Question écrite posée au ministre de l’Emploi et de l’Économie, David Clarinval. Le compte-rendu est à retrouver ici.
Mes questions :
Monsieur le Ministre,
- Pouvez-vous faire le point sur la situation?
– Quelles actions avez vous entreprises pour sauver les emplois?
– Quelles perspectives pour les travailleurs et travailleuses?
– Cette entreprises a-t-elle bénéficié de subsides directs ou indirects?
Merci pour vos réponses,
Réponse du ministre :
Chers collègues,
Comme vous, j’ai pris connaissance de l’intention de l’employeur de fermer le site H&M Logistics de Ghlin, avec des conséquences extrêmement lourdes pour les 440 travailleurs concernés et leurs familles. Il s’agit incontestablement d’un choc social important pour l’ensemble du bassin d’emploi du cœur du Hainaut, déjà confronté ces dernières années à plusieurs restructurations et pertes d’emploi. Je suis bien évidemment aux côtés des nombreuses travailleuses et des nombreux travailleurs impactés par cette décision.
Mon administration a été informée de cette intention dans le cadre de la procédure prévue par la loi Renault, laquelle impose une phase d’information et de consultation préalable avant toute décision définitive. Cette procédure vise précisément à permettre un dialogue entre les partenaires sociaux concernant les motifs de la restructuration annoncée, les alternatives éventuelles ainsi que les conséquences sociales pour les travailleurs concernés.
Par ailleurs, les organisations syndicales et la direction avaient entamé des discussions relatives à un plan social. Ces négociations se sont déroulées dans un climat particulièrement tendu, marqué notamment par des mouvements de grève, des actions syndicales, des interventions judiciaires et même un lock-out.
Si la grève et le lock-out s’inscrivent tous deux dans le droit à l’action collective, il convient de rappeler que le modèle belge des relations collectives de travail repose avant tout sur la concertation sociale. Les conflits collectifs ne devraient intervenir qu’en dernier recours, après l’épuisement de l’ensemble des mécanismes de dialogue et de conciliation.

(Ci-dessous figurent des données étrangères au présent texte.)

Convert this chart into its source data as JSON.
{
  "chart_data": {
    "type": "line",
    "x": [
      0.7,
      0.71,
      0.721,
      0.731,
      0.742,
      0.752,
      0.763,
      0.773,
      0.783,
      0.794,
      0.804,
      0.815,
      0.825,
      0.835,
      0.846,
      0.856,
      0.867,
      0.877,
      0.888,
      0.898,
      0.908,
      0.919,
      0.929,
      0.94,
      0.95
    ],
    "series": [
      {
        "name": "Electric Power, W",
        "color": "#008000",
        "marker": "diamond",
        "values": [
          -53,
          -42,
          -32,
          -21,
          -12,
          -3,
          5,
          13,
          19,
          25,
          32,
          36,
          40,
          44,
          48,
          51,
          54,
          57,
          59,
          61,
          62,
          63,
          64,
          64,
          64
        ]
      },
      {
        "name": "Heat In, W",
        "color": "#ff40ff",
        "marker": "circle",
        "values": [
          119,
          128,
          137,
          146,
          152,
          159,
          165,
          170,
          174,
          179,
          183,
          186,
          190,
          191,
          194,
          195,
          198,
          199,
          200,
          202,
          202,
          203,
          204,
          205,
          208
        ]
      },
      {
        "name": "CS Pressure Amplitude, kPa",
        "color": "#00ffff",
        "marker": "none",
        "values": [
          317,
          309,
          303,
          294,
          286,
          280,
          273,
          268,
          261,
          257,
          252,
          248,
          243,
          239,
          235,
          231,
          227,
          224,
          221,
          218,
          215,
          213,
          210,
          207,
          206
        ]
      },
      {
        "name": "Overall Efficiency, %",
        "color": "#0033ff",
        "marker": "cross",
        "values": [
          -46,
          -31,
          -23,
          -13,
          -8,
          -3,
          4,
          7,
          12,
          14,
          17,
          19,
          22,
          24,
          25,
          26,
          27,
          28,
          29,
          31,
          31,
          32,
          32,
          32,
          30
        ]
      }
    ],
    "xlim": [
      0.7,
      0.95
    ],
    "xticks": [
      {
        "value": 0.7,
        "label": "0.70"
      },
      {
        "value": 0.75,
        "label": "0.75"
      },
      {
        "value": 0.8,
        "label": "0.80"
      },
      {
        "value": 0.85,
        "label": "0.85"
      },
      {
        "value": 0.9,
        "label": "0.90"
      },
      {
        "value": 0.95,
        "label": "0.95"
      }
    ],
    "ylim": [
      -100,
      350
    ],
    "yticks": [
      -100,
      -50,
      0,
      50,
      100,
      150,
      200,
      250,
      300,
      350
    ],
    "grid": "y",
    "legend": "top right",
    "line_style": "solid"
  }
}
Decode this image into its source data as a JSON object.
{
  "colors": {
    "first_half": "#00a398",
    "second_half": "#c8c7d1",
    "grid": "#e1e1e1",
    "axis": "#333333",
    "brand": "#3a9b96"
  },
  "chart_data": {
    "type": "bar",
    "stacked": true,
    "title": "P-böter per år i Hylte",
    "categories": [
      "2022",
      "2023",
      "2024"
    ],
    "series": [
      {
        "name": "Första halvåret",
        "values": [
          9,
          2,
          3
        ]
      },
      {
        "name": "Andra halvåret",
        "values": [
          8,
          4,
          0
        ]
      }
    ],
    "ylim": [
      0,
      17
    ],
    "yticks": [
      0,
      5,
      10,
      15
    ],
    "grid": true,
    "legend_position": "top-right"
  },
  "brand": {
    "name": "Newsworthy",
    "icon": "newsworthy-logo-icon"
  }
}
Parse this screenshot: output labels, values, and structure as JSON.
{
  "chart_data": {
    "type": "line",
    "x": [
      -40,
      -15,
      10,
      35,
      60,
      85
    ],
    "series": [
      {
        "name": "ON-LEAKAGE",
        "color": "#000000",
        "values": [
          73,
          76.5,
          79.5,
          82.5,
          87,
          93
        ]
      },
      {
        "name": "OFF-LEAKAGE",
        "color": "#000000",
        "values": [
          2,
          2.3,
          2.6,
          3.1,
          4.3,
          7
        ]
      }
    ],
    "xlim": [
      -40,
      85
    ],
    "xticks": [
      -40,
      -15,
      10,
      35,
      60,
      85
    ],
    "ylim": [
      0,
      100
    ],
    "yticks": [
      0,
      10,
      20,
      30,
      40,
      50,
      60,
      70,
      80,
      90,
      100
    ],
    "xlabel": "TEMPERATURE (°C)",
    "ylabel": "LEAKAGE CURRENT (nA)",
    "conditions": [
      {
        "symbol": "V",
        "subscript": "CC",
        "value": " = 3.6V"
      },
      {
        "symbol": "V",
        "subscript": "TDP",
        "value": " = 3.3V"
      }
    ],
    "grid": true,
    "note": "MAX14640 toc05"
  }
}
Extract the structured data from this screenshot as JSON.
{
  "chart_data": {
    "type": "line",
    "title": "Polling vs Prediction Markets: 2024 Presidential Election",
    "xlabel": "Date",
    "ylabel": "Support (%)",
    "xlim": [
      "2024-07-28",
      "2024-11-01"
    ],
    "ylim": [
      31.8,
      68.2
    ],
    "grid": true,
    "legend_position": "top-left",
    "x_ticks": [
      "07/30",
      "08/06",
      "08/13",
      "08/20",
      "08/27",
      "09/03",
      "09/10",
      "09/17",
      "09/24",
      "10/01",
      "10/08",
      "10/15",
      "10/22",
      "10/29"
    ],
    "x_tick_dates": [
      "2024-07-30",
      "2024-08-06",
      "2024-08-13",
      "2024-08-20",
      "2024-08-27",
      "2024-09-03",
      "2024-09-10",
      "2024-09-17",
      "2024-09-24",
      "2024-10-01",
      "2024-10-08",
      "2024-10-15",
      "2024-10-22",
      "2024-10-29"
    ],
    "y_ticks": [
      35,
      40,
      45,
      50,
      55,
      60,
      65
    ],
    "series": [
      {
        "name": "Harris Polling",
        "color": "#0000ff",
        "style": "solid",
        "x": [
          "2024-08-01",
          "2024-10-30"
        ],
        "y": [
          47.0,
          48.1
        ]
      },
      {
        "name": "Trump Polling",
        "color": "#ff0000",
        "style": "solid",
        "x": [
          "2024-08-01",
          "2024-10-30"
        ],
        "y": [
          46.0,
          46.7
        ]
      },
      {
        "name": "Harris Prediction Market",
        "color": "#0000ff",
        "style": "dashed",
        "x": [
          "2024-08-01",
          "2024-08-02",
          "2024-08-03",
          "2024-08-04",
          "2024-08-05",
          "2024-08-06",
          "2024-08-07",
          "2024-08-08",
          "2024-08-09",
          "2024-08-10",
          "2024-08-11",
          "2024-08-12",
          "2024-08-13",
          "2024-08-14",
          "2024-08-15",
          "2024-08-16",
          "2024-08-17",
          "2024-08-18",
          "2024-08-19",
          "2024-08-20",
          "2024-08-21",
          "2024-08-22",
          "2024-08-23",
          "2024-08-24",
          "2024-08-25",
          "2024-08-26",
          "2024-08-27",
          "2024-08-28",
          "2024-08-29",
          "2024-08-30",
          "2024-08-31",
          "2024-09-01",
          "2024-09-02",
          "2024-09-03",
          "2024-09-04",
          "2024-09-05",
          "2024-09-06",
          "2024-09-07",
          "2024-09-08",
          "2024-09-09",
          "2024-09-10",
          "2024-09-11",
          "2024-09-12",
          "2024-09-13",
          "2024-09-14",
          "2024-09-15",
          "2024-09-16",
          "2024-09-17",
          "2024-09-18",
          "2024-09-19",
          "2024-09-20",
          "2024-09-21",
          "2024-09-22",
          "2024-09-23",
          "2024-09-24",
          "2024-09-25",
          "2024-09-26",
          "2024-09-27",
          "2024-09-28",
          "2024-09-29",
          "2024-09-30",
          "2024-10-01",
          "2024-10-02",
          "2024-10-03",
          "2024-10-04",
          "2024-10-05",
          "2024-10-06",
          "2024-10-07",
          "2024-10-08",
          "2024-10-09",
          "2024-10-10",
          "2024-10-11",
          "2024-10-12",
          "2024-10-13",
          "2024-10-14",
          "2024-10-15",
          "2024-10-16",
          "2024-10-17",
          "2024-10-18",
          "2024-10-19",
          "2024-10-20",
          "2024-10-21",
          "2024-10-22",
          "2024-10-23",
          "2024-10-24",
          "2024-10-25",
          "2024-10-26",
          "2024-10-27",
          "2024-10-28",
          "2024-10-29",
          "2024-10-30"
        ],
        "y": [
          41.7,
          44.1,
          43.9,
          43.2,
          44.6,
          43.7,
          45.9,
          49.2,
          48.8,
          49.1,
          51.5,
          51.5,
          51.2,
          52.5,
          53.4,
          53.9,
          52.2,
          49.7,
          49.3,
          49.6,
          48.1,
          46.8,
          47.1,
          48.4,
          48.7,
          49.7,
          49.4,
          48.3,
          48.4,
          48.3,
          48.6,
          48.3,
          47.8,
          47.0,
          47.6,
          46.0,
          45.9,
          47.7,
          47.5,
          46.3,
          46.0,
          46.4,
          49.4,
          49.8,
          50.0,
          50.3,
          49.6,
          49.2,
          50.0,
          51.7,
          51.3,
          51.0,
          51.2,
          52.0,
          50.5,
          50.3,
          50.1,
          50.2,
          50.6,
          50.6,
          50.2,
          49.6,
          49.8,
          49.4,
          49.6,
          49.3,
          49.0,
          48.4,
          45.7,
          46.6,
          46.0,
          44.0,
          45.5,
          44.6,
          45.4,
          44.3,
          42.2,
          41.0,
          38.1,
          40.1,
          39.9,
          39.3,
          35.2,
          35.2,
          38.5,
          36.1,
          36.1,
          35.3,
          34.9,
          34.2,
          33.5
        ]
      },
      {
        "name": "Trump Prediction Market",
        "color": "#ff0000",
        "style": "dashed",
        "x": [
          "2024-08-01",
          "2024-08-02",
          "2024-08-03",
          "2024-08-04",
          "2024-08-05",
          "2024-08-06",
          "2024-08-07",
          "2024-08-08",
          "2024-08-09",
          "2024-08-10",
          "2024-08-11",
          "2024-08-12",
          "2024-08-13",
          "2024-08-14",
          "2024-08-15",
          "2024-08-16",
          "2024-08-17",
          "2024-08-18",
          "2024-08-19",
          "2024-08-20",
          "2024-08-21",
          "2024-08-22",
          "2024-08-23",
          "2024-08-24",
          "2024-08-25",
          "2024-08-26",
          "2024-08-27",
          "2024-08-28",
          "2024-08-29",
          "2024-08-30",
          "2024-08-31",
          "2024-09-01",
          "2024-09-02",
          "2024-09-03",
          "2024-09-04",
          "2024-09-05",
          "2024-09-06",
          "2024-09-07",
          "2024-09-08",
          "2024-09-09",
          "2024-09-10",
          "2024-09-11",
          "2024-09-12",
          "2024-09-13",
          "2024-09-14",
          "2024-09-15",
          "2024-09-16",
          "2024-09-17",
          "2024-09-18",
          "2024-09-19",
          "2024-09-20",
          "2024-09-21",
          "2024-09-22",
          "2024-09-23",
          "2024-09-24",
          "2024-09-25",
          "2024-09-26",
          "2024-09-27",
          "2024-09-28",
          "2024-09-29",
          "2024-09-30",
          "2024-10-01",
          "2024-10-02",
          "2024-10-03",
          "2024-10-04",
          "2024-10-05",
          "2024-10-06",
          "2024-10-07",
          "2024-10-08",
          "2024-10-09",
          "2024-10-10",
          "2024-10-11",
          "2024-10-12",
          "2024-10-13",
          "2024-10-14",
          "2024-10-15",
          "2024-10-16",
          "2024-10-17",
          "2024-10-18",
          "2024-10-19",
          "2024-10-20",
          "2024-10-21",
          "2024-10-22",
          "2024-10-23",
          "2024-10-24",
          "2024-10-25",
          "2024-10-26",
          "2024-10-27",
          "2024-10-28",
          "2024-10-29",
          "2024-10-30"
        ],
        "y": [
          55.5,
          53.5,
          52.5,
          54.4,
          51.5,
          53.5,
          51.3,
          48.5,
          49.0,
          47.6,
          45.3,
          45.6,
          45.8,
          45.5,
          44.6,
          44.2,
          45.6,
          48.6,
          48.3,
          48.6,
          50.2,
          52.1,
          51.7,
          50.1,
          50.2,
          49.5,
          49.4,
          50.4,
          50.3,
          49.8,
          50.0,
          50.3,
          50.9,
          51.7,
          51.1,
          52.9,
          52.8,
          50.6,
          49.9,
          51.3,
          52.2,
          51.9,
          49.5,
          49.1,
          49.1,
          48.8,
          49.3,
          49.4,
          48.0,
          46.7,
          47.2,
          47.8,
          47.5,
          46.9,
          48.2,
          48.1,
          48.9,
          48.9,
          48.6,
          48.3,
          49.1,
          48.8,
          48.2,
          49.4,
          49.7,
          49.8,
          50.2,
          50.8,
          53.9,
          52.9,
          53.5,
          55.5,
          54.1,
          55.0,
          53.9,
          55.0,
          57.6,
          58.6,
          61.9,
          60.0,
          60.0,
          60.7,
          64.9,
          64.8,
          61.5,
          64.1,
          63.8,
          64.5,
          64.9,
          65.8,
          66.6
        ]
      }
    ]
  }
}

Les conciliateurs sociaux fédéraux compétents ont suivi la situation de près et ont régulièrement informé le gouvernement de son évolution. Ils sont intervenus directement en organisant une réunion de conciliation le 8 juin dernier, laquelle a abouti à un procès-verbal de conciliation. Cette intervention, menée sous l’autorité du SPF Emploi, a permis de favoriser la reprise d’un dialogue social constructif entre la direction et les organisations syndicales.
Le rôle du gouvernement n’est pas de se substituer aux partenaires sociaux dans la gestion de ce type de conflit, mais de veiller au respect et au bon fonctionnement du cadre de concertation sociale. Cette responsabilité implique une position de neutralité et de retenue, sans prise de parti dans un conflit particulier. C’est dans cet esprit que l’intervention des conciliateurs sociaux a été menée.
Au-delà du dossier lui-même, cette annonce illustre également les défis auxquels est confronté le secteur logistique européen dans un contexte de concurrence internationale accrue, de réorganisation des chaînes d’approvisionnement et d’évolution rapide des activités de distribution. Le gouvernement reste attentif à préserver l’attractivité économique de notre pays à travers les réformes engagées visant à renforcer la compétitivité, soutenir l’emploi et réduire les charges pesant sur les entreprises et le travail. Enfin, l’accompagnement des salariés concernés constitue bien entendu une priorité pour les acteurs régionaux compétents en matière d’emploi et de formation. À cet égard, une attention particulière devra être accordée aux possibilités de reconversion et de réinsertion professionnelle des salariés touchés par la fermeture annoncée.